Wednesday, February 24, 2010

Improv Entries Week 7

Entry 1:
From Sandra Meek's The Mechanics of Failure

"Mostly/ there is no warning: planes slam/ into buildings, or you do your own/ crash and burn, lighting life down/ to a finger of ash."

Crash and burn, another failed earth science
test, an absurd subject, mr. lewis, the preacher
of practiced lies from the purple book and i don't believe anything
he or the damn purple book say and instead a latin mantra,
not the way tree bark grows or what is under my feet, sticks
like glitter to cracks in the floor boards, it's what cauks
the cracks in my gray matter: Omnia mutantur, nos et mutamur in illis.
And then, and by then I mean now, a second home to accidental heroes
used to unclean manhattan air, used to chaos but not disaster,
fall like jenga pieces to a ground now known as zero,
the number you can't count, the number after 6 in red
on the chapter 2 test i got back five minutes before
on dirt or some shit i can't remember. but i remember
feeling zero, not knowing what to do, rumors already spreading
tainted words, disfigured mutations like gohnorrea of truth,
wrong and unapologetic, curable on some level if you could
just track down the source and the girl across from me pulls
a Bible from her back pack, begins reading Revelations, out loud,
and I thought about the only verse I know, written in black children's font
on the linen i lay my head on at night, pictures in some places, a cup
for cup, grass for green pastures, a sun for days
before i knew what a psalm was.
When they ask me, when i'm old, where I was when the buildings fell,
what I did when I saw 110 tumble down into zero, I'll tell 'em.
I was in seventh grade science class, praying to a pillowcase.

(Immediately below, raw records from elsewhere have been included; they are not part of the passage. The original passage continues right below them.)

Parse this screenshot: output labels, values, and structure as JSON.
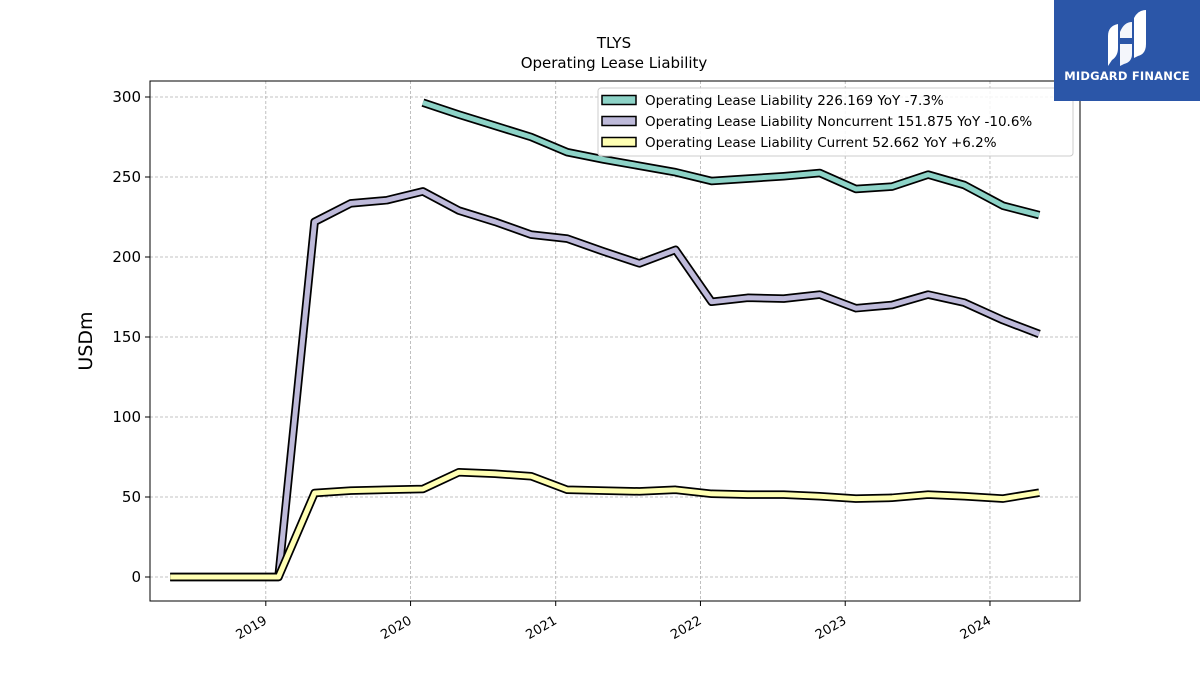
{
  "title": "TLYS",
  "subtitle": "Operating Lease Liability",
  "logo": {
    "text": "MIDGARD FINANCE",
    "bg": "#2b56a8"
  },
  "chart_data": {
    "type": "line",
    "title": "TLYS",
    "subtitle": "Operating Lease Liability",
    "xlabel": "",
    "ylabel": "USDm",
    "xlim": [
      "2018-03-15",
      "2024-08-15"
    ],
    "ylim": [
      -15,
      310
    ],
    "yticks": [
      0,
      50,
      100,
      150,
      200,
      250,
      300
    ],
    "xticks": [
      "2019",
      "2020",
      "2021",
      "2022",
      "2023",
      "2024"
    ],
    "grid": true,
    "legend_position": "top-right",
    "series": [
      {
        "name": "Operating Lease Liability",
        "legend_label": "Operating Lease Liability  226.169 YoY -7.3%",
        "color": "#8dd3c7",
        "points": [
          [
            "2020-02-01",
            296.5
          ],
          [
            "2020-05-02",
            289.0
          ],
          [
            "2020-08-01",
            282.0
          ],
          [
            "2020-10-31",
            275.0
          ],
          [
            "2021-01-30",
            265.5
          ],
          [
            "2021-05-01",
            261.0
          ],
          [
            "2021-07-31",
            257.0
          ],
          [
            "2021-10-30",
            253.0
          ],
          [
            "2022-01-29",
            247.5
          ],
          [
            "2022-04-30",
            249.0
          ],
          [
            "2022-07-30",
            250.5
          ],
          [
            "2022-10-29",
            252.5
          ],
          [
            "2023-01-28",
            242.5
          ],
          [
            "2023-04-29",
            244.0
          ],
          [
            "2023-07-29",
            251.5
          ],
          [
            "2023-10-28",
            245.0
          ],
          [
            "2024-02-03",
            232.0
          ],
          [
            "2024-05-04",
            226.2
          ]
        ]
      },
      {
        "name": "Operating Lease Liability Noncurrent",
        "legend_label": "Operating Lease Liability Noncurrent  151.875 YoY -10.6%",
        "color": "#bebada",
        "points": [
          [
            "2018-05-05",
            0
          ],
          [
            "2018-08-04",
            0
          ],
          [
            "2018-11-03",
            0
          ],
          [
            "2019-02-02",
            0
          ],
          [
            "2019-05-04",
            222.0
          ],
          [
            "2019-08-03",
            233.5
          ],
          [
            "2019-11-02",
            235.5
          ],
          [
            "2020-02-01",
            241.0
          ],
          [
            "2020-05-02",
            229.0
          ],
          [
            "2020-08-01",
            222.0
          ],
          [
            "2020-10-31",
            214.0
          ],
          [
            "2021-01-30",
            211.5
          ],
          [
            "2021-05-01",
            203.5
          ],
          [
            "2021-07-31",
            196.0
          ],
          [
            "2021-10-30",
            204.5
          ],
          [
            "2022-01-29",
            172.0
          ],
          [
            "2022-04-30",
            174.5
          ],
          [
            "2022-07-30",
            174.0
          ],
          [
            "2022-10-29",
            176.5
          ],
          [
            "2023-01-28",
            168.0
          ],
          [
            "2023-04-29",
            170.0
          ],
          [
            "2023-07-29",
            176.5
          ],
          [
            "2023-10-28",
            171.5
          ],
          [
            "2024-02-03",
            160.5
          ],
          [
            "2024-05-04",
            151.9
          ]
        ]
      },
      {
        "name": "Operating Lease Liability Current",
        "legend_label": "Operating Lease Liability Current  52.662 YoY +6.2%",
        "color": "#ffffb3",
        "points": [
          [
            "2018-05-05",
            0
          ],
          [
            "2018-08-04",
            0
          ],
          [
            "2018-11-03",
            0
          ],
          [
            "2019-02-02",
            0
          ],
          [
            "2019-05-04",
            52.5
          ],
          [
            "2019-08-03",
            54.0
          ],
          [
            "2019-11-02",
            54.5
          ],
          [
            "2020-02-01",
            55.0
          ],
          [
            "2020-05-02",
            65.5
          ],
          [
            "2020-08-01",
            64.5
          ],
          [
            "2020-10-31",
            63.0
          ],
          [
            "2021-01-30",
            54.5
          ],
          [
            "2021-05-01",
            54.0
          ],
          [
            "2021-07-31",
            53.5
          ],
          [
            "2021-10-30",
            54.5
          ],
          [
            "2022-01-29",
            52.0
          ],
          [
            "2022-04-30",
            51.5
          ],
          [
            "2022-07-30",
            51.5
          ],
          [
            "2022-10-29",
            50.5
          ],
          [
            "2023-01-28",
            49.0
          ],
          [
            "2023-04-29",
            49.5
          ],
          [
            "2023-07-29",
            51.5
          ],
          [
            "2023-10-28",
            50.5
          ],
          [
            "2024-02-03",
            49.0
          ],
          [
            "2024-05-04",
            52.7
          ]
        ]
      }
    ]
  }
}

Entry 2: From Sandra Meek's Couratijn River
"Such perfect balance, such/ perfect revolution: the eldest son lights/ the pyre, the old man burns on shore."

The eldest son lights a cigarillo with a match
by the bridge we all jump from summer after summer
into shallow water of an oh-fuck temperature, into clarity:
nothing matters. My hair was purple then and his chest
was covered in brown hair, finally, but before all the others,
my brother in crime and Jesus. His old man burned
when he got home, smelled smoke in his blonde hair,
gave him hell and a mark like a red lotus bloomed
under his skin by his eye. But nothing mattered
but us, us fived tied like old rope to heartwood,
a perfect balance of knowing nothing and taking
everything, tattered shorts and heartstrings
on fire, burning up the little bit of sand
left in the bottle. And just like it came, it went.
That was the summer i fell in love with everyone
and my harmonica, when we sang songs behind the Shyre
and on trampolines, left imprints of backside
in waffle house booths and he told me in whiskey scented words
i am not inside your head. i am your head. and we're going nowhere
slow as we got there.

1 comment:

  1. Kate,
    I really think that your second improv would make a great draft. You have some really solid imagery here that give you numerous venues to play around with: That summer i fell in love with my harmonica. We sang songs behind on trampolines behind the Shyre. And, I am not inside your head. I am your head. Wouldn't it be awesome to have the harmonica saying this to the speaker? That could open up a lot of possibilities. There seems to be this play of innocence and violence in your improv, I wonder if the harmonica can embody that in anyway? Harmonica are usually played in lament, like the Blues, what is this speaker lamenting? Just some things to think about. I really enjoyed this piece.